Tuesday, September 26

Buffalo to bovine

Sept. 25, Kinsley-Dodge City, 45 miles, SW-NW breeze, 80/45—Dodge City has been dealing in either buffalo or cattle for a long time. When it was founded in 1872, it immediately became the primary commercial center for buffalo hunters and hide dealers, who shipped out millions of hides.

Hardy Texas longhorn herds were driven to Dodge City from Texas starting in 1875 on the Western and Jones and Plummer trails. This was the heyday of Dodge City's notoriety, when it was a rough place full of opportunities for newly arrived cowboys to lose their money gambling at faro or poker, or in saloons and brothels. It was also a more diverse place than we think. On the great Texas cattle drives, around a third of the cowboys were blacks, Mexican vaqueros, and Indians.

Today Dodge City makes its tourist dollars off a re-creation of Front Street and
Boot Hill, named because those buried there had no friends or family and were buried with their boots on. The real Front Street was torn down in 1970 for urban renewal.

The old Dodge inspired movie westerns and the TV series Gunsmoke, plus so many dime novels that late in life Bat Masterson turned down a job as U.S. marshal of Oklahoma Territory offered by his friend, President Teddy Roosevelt. Masterson knew too many people had read about him and Dodge and would want to make their reputation against him. Instead he became a sportwriter in New York City.

Now, instead of gamblers and and famous lawman (Bat and Ed Masterson, Wyatt Earp, Bill Tilghman), Dodge City is dominated by two enormous meatpacking operations, Excel (part of Cargill) and National Beef (Farmland). Other Dodge industries are built around beef: feed companies, livestock companies, trucking companies. Most of the workforce at the two meatpackers are from Mexico, most legal and some not. Both companies, I heard, are fined regularly for undocumented workers.

So many Mexicans have immigrated here to work in the plants that about 45 percent of Dodge City's 25,000 people are Latino. In the school system, Latinos are over 60 percent of the students. Most of the growth has taken place since about 1990.

At a grocery store I met Victor, who had worked at National Beef for 10 years. He'd moved to Dodge City from Los Angeles and was glad to be here working a good job. He came from Mexico, where he used to ride his bike everywhere, he said. I was interested in him, but he wanted to talk about my trip, not himself.

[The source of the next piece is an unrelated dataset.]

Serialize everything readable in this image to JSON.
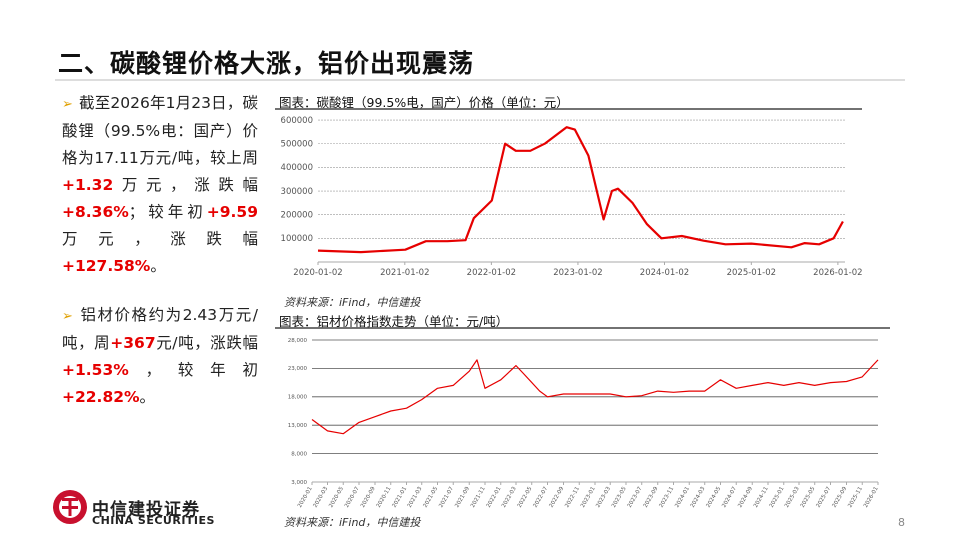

I liked that he saw the adventure part of my trip where many people just saw miles of riding.

Whatever views one may have on immigrant workers, Mexican influence in these parts is almost 500 years old. A few miles east of the city is Coronado crossing, a possible location for the 1541 crossing of the Arkansas River by the conquistador Coronado and his Spanish-Indian force. Gold-crazed, he was searching for Quivera, one of the legendary (and non-existent) seven cities of gold.


When I parked my bike at the Coronado monument, the first voices I heard were in Spanish, from the house next door. After crossing the Arkansas, Coronado's priest held a mass of thanksgiving. Since this is regarded as the first Christian mass in what is now the United States, Dodge City churches and organizations sponsored the monument for the 1976 American bicentennial. Coronado nearly reached present-day Lindsborg, Kan. before turning around.

Nearby is Dodge City's reason for being: Fort Dodge was one of the army outposts on the Santa Fe Trail. This trail was for commerce, not emigration, with Mexican merchants going to Missouri and vice-versa. Four original building from the fort remain, now part of the Kansas Soldiers' Home. Visitors are welcome to walk around the grounds and see both the old barracks and cozy bungalows for World War II and Korean War veterans.

1 Comments:

At 10/08/2006, Blogger amahia said...

At what point do you feel like you've entered the South? I felt like it happened somewhere in lower Kansas. My guess is that most people don't think of the plains as having a south, and they wouldn't expect to find Kansas in that category. Kansas, somehow, seems to have the reputation of a boring, conservative "white bread" state, which does not reflect its past. Could it qualify for one of the most misunderstood states--or am I romanticizing the pancake?